News is still coming in about opposition politician Boris Nemtsov’s murder in Russia beneath the Kremlin’s walls. It’s just over a year since Crimea was invaded by Russian troops that the Kremlin lied about. Two days since the Kremlin declared a national holiday for the Russian special forces that are sustaining a war now in Luhansk and Donetsk in east Ukraine, and that created one 23 years ago on the right bank of the river Dnistr that split Moldova before it even had a chance to be one country.
In Chisinau, the morning streets are lined with stalls selling red and white crocheted amulets – bells, flowers, hearts, suns. It’s Martisor today, a spring holiday based on ancient myths spread across this region, about blood and snow and rebirth.
“I don’t know,” says my taxi driver, when I ask what the festival is about. “It isn’t my holiday. I’m not Moldovan.”
Sergei – let’s call him that – says he’s Ukrainian (almost every taxi driver I’ve encountered so far has been Ukrainian). He left Luhansk years ago to live here; his father is Moldovan. I say he’s lucky he left Luhansk long before the war started; he shrugs and says, “It’s not so great here. Everyone I know has left or is leaving.”
Life is visibly very hard in Moldova; not enough work, horribly low salaries and pensions. Sergei lists his friends who have gone to seek work in Canada, England, Ireland, Germany… He himself wants to go to Russia. “I’d be comfortable there. It’s all familiar, I know the language.
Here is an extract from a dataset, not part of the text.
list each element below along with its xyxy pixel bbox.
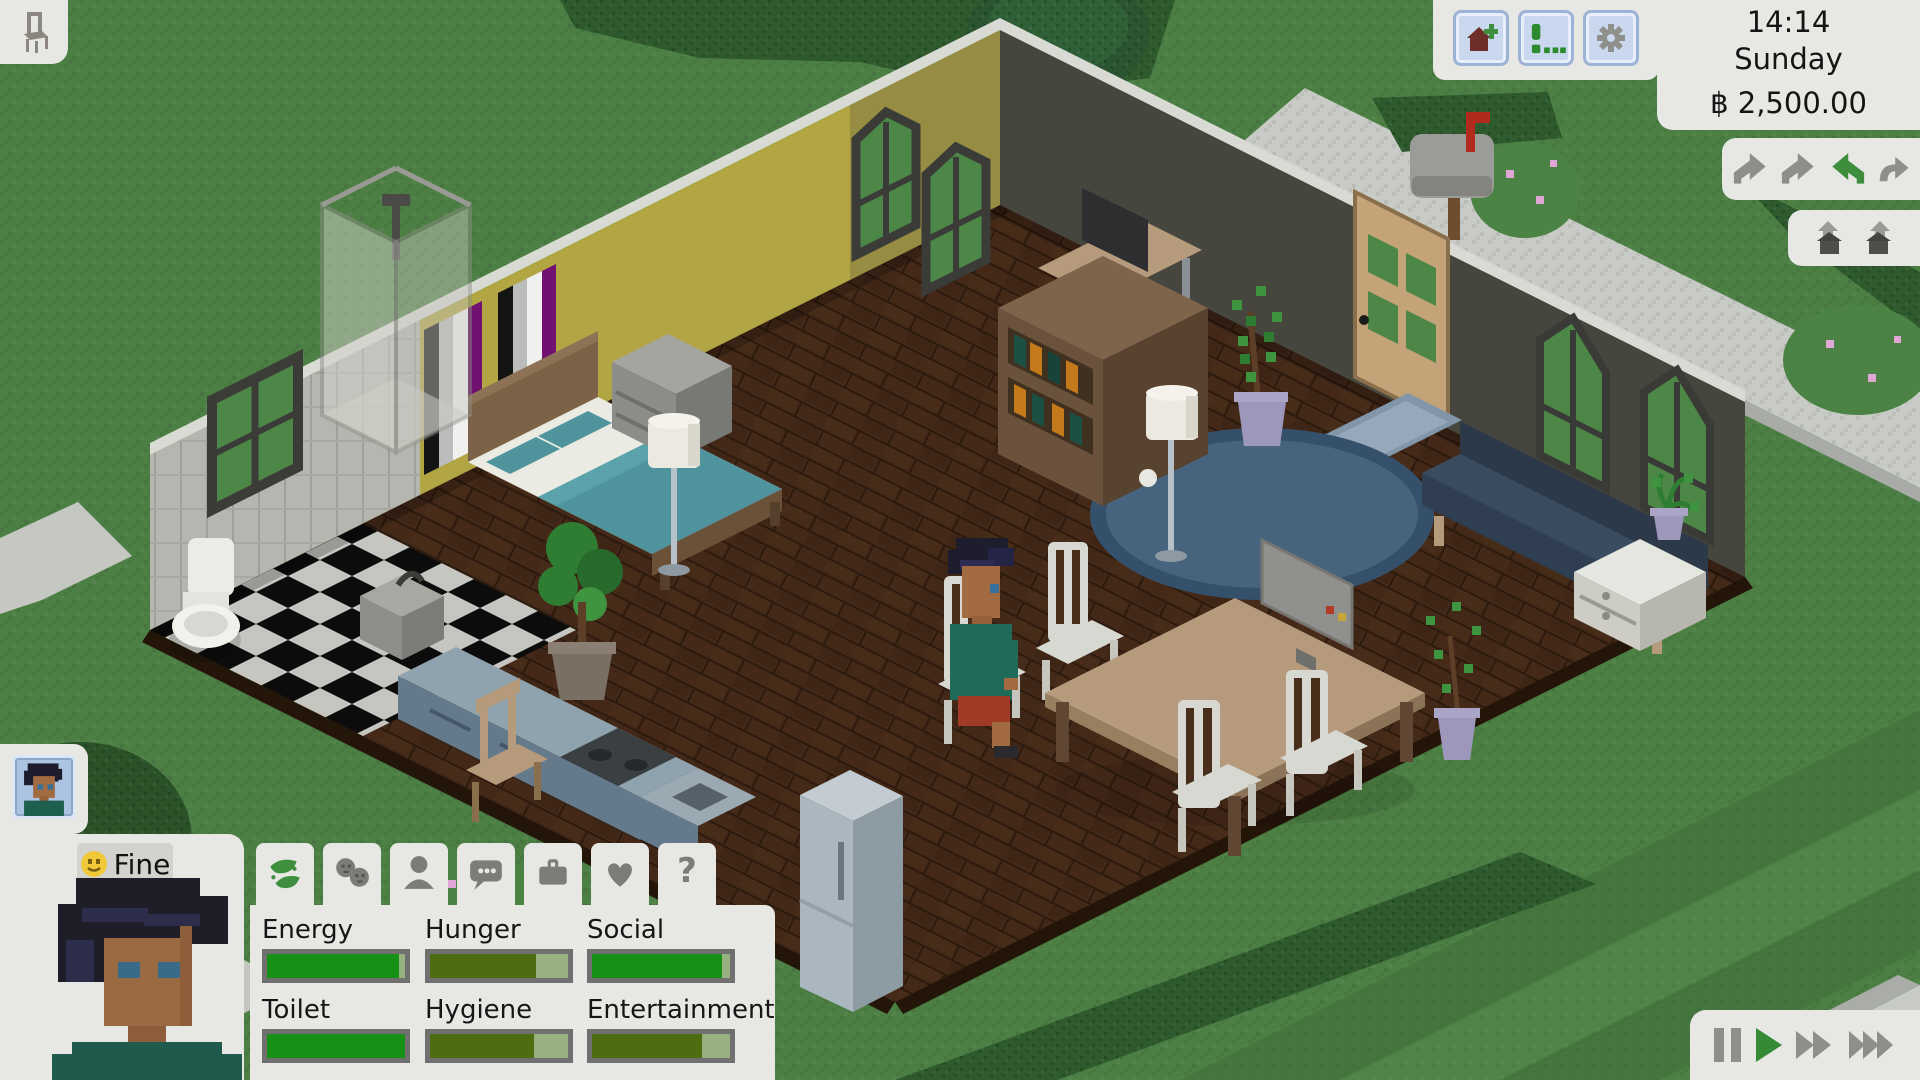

I never managed to learn Moldovan, it’s not that I couldn’t, but… I feel comfortable in Russian.” He tells me about a friend living now in Germany, and how she doesn’t like that everything there is not like in Russian-speaking Moldova. “Even the way they visit each other at home is different,” he says, with a sort of resigned, vaguely surprised disapproval.
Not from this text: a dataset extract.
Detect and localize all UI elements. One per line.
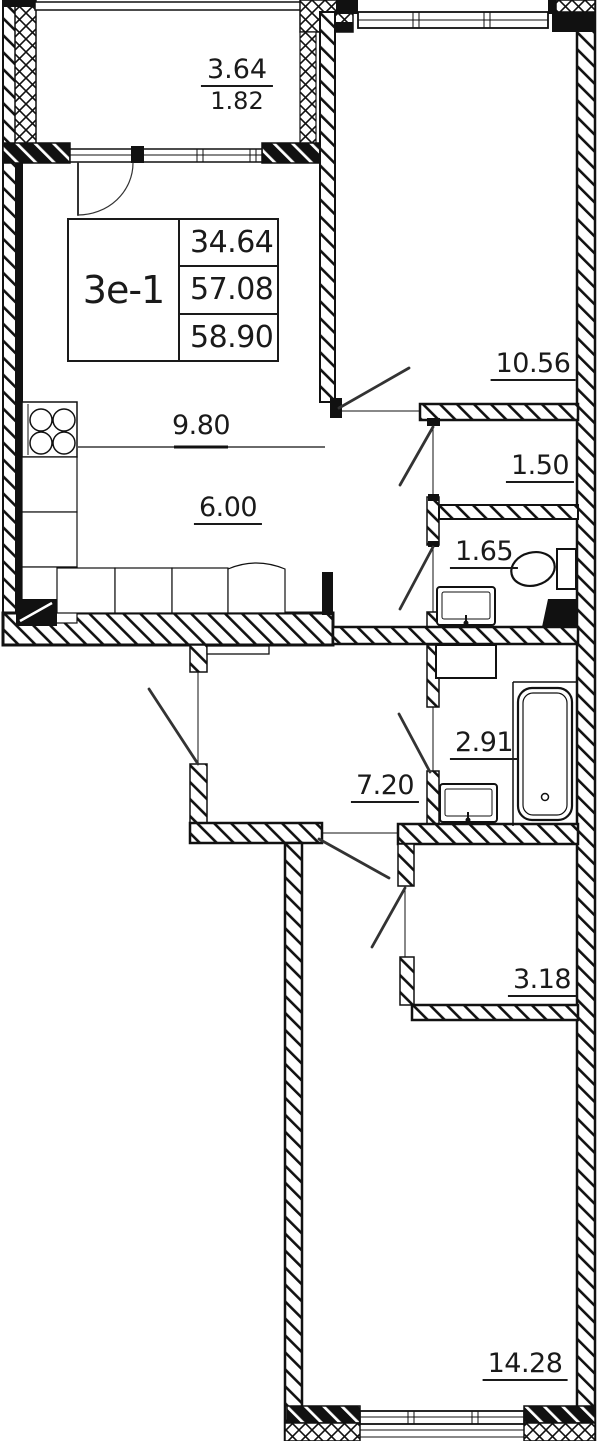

He asks me if it’s true that it rains all the time in England. “I couldn’t live in a rainy country,” he says, and rhapsodises about the joy of sunshine in Spring, which is a joy common to all of us.
Russian popsa is playing on the radio; if I asked him to switch to a news station it would be in Russian, of course, and it would be listing, in that important voice of supressed excitement that Russian newscasters have perfected, the numerous ridiculous theories about who murdered Nemtsov, and Putin would be abusing the word ‘provocation’ and offering condolences to Nemtsov’s mother who just days earlier warned her son he was likely to be killed. Outside, Moldovans are buying pretty red and white knitted amulets to celebrate spring, in another world as far as Sergei is concerned here in his closed Russian-language information bubble.
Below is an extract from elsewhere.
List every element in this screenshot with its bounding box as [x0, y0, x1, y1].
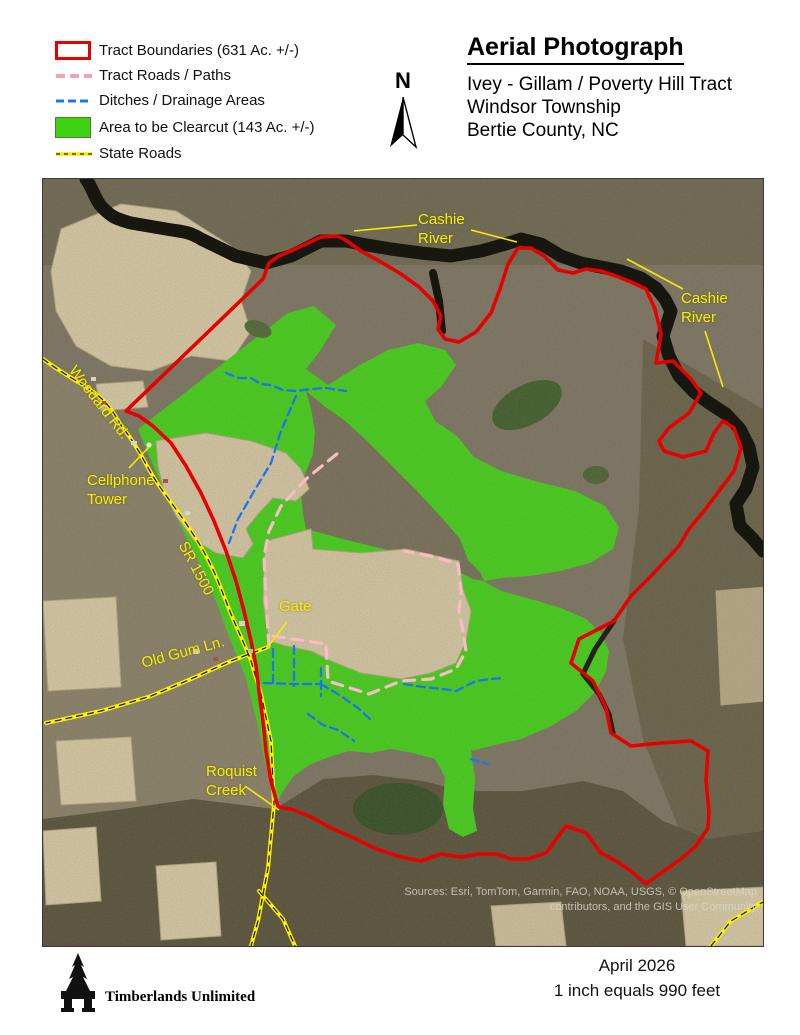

It isn’t just closed to him by a language barrier, it’s closed by his lack of interest, motivation or curiosity. He doesn’t speak Moldovan, he doesn’t speak English. He doesn’t have to, there are dozens of Russian TV channels here to choose from, there are thousands of Russians and Russian-speaking Ukrainians, he may not have bothered to learn Moldovan but most Moldovans have bothered to learn Russian.
It’s very easy to stay snug in his information bubble, protected from a big bad world that doesn’t have a place for him. It’s much easier to retreat as he is told all the time that he is under imminent threat of attack from all sides, and yet is part of a unassailably great Russian-speaking empire.
It’s human nature to want what is familiar,what makes us comfortable, and god knows life is so hard for people here they could be forgiven for wanting to hide from it (god knows there are enough British people without that excuse, buying villas in Romania or Moldova without ever developing the slightest interest in those countries’ culture and language, god knows it’s a great British tradition…)
But it’s also human nature to be curious (isn’t it?)
The Soviet system killed curiosity. It spread a whole population of incurious monolinguists from Sakhalin to Chisinau who just want to be comfortable speaking Russian and are prepared to fight and to lie about who is fighting so that they can remain comfortable and ignorant.
Sergei is in his twenties. That’s the age when you’re supposed to want to see the world, learn new things, collect experiences. Somehow, Sergei and thousands like him have been denied that desire, not by an iron curtain across a continent but by something worse: an iron curtain inside their heads.
I never really understood the saying ‘curiosity killed the cat’, but it might have been invented by Stalin or by Putin. Incuriosity kills tolerance. Kills development. Kills plurality, self-awareness, critical thinking, empathy, honesty – and even the small joys in life, like learning the weird and wonderful rules of hospitality in other countries. Like knowing what those red and white amulets are for, and being able to join in a celebration of Spring, which is universal to all of us.